Caso Miguel: TST vê privilégio branco e condena Sari e marido
Decisão se baseia no conceito de racismo estrutural e manda casal pagar indenização de R$ 386 mil reais
Sergio Hacker Corte Real e Sari Mariana Costa Gaspar Corte Real - ex-prefeito e ex-primeira dama de Tamandaré (PE), envolvidos na morte do menino Miguel, em Recife, em junho de 2020 -, foram condenados a pagar uma indenização de R$ 386 mil reais que será destinada a um fundo de trabalhadores. Em decisão histórica, a sentença foi dada pelos ministros da 3ª Turma do Tribunal Superior do Trabalho (TST) embasada no conceito de privilégio branco.
"[A morte de Miguel] é o desfecho de uma cadeia de problemas estruturais envolvendo as violações trabalhistas sofridas pela família de Mirtes", disse o ministro Alberto Balazeiro, relator do caso no TST, se referindo à mãe de Miguel. A declaração foi dada à Repórter Brasil.
Filho de Mirtes Renata Santana, uma das empregadas domésticas de Sergio e Sari, Miguel tinha cinco anos quando morreu após cair do 9º andar do prédio de luxo em que o casal morava.

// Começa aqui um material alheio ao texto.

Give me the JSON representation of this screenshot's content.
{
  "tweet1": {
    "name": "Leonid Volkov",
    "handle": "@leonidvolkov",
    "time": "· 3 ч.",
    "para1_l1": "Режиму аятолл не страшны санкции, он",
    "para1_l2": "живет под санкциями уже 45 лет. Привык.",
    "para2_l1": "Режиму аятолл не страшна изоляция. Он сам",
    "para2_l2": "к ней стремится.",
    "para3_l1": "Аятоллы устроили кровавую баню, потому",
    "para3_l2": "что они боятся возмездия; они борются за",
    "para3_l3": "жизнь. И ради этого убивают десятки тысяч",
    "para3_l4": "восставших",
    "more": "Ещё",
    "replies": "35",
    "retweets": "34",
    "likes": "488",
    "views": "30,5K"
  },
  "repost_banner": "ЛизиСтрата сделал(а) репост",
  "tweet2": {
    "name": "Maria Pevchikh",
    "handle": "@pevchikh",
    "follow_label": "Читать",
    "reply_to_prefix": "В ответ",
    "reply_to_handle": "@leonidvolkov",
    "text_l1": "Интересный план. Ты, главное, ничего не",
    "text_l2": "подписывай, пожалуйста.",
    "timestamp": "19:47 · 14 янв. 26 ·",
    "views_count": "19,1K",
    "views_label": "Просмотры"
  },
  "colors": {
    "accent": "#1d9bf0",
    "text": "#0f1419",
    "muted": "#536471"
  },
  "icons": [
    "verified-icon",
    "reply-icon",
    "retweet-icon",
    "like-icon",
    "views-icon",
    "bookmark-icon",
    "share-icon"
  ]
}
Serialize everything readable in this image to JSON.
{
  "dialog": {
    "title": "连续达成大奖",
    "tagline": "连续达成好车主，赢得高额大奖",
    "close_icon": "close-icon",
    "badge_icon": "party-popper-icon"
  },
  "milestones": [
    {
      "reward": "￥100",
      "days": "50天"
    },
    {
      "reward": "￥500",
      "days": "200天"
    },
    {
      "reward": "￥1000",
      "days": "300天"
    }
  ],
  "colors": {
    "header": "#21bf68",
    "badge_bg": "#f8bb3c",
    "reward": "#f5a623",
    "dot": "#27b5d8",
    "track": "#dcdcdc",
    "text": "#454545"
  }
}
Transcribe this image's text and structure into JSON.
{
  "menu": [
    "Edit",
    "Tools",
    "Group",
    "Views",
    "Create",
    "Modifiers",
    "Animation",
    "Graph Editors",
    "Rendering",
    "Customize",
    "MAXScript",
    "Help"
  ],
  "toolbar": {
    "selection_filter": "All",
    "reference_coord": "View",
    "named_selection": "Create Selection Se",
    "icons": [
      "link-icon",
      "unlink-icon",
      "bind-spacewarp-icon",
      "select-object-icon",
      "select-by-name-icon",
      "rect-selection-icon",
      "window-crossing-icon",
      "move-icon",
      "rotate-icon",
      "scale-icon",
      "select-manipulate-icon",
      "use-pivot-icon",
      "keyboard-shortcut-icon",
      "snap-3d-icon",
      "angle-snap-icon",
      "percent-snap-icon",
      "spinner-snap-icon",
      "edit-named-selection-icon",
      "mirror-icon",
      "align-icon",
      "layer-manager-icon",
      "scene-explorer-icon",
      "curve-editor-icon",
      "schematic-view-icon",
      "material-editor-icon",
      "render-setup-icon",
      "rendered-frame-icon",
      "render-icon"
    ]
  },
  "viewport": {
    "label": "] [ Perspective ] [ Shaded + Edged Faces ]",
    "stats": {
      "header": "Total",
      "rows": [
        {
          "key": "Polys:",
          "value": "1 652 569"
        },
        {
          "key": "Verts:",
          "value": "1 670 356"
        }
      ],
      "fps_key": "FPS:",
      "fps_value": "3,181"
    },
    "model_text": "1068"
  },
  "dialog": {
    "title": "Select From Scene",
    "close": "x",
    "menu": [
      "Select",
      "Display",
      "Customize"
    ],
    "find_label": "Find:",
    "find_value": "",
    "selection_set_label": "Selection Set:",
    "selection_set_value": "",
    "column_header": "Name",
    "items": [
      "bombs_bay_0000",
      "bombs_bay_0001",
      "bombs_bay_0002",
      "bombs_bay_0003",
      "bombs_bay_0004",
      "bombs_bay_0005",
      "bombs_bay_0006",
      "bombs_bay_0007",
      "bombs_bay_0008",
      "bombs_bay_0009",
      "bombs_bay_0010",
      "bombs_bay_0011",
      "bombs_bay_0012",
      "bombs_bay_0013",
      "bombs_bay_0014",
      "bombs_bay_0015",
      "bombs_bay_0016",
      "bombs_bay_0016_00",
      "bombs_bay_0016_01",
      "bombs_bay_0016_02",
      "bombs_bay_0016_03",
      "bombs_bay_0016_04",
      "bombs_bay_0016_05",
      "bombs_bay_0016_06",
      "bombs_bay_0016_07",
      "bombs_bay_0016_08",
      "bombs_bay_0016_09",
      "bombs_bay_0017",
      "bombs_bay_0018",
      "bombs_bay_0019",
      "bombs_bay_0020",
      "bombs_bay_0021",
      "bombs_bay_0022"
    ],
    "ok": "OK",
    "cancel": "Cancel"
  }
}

O menino estava aos cuidados da patroa da mãe para que ela passeasse com o cachorro da família dos empregadores.
Contração fraudulenta
O caso julgado pelo TST não diz respeito ao processo criminal da morte do menino, que ainda está em curso, mas, sim, à contratação fraudulenta de Mirtes e sua mãe. "Trata-se de um casal em que o marido era prefeito de uma das cidades da região metropolitana de Recife e estava usando o trabalho doméstico de duas trabalhadoras negras em sua casa durante o período de pandemia sem qualquer adoção de medidas de segurança e de defesa para a saúde delas", ressaltou o ministro José Roberto Freire Pimenta durante o julgamento.
"E alega no processo que elas não eram suas empregadas, e sim do município, e que ele tinha desviado as trabalhadoras para trabalhar em sua residência, como se ainda vivêssemos no período colonial", completou o ministro.
"Em virtude dessa ideologia racista operante no mundo do trabalho, mantiveram-se intocados os benefícios usufruídos pelas pessoas brancas que ao longo da história lucraram em cima da mão de obra negra", escreveu o relator em sua decisão, utilizando o conceito de privilégio branco para justificá-la. O privilégio branco, vale ressaltar, mostra como a sociedade está condicionada a beneficiar essas pessoas apenas pela cor da pele, como herança do racismo.
Reparação
A reparação por danos morais coletivos foi requerida pelo Ministério Público do Trabalho (MPT) de Pernambuco por meio de uma ação civil pública. O TST entendeu que a história de Mirtes agride todas as mulheres negras que trabalham como empregadas domésticas no país.
"Se o Judiciário não tiver uma mudança de olhar no julgamento dessas questões, haverá um incentivo à prática da exploração e um desestímulo para a denúncia das trabalhadoras, que não possuem recursos e podem ser vítimas de perseguição e ameaças ao longo do processo", observou o ministro Balazeiro.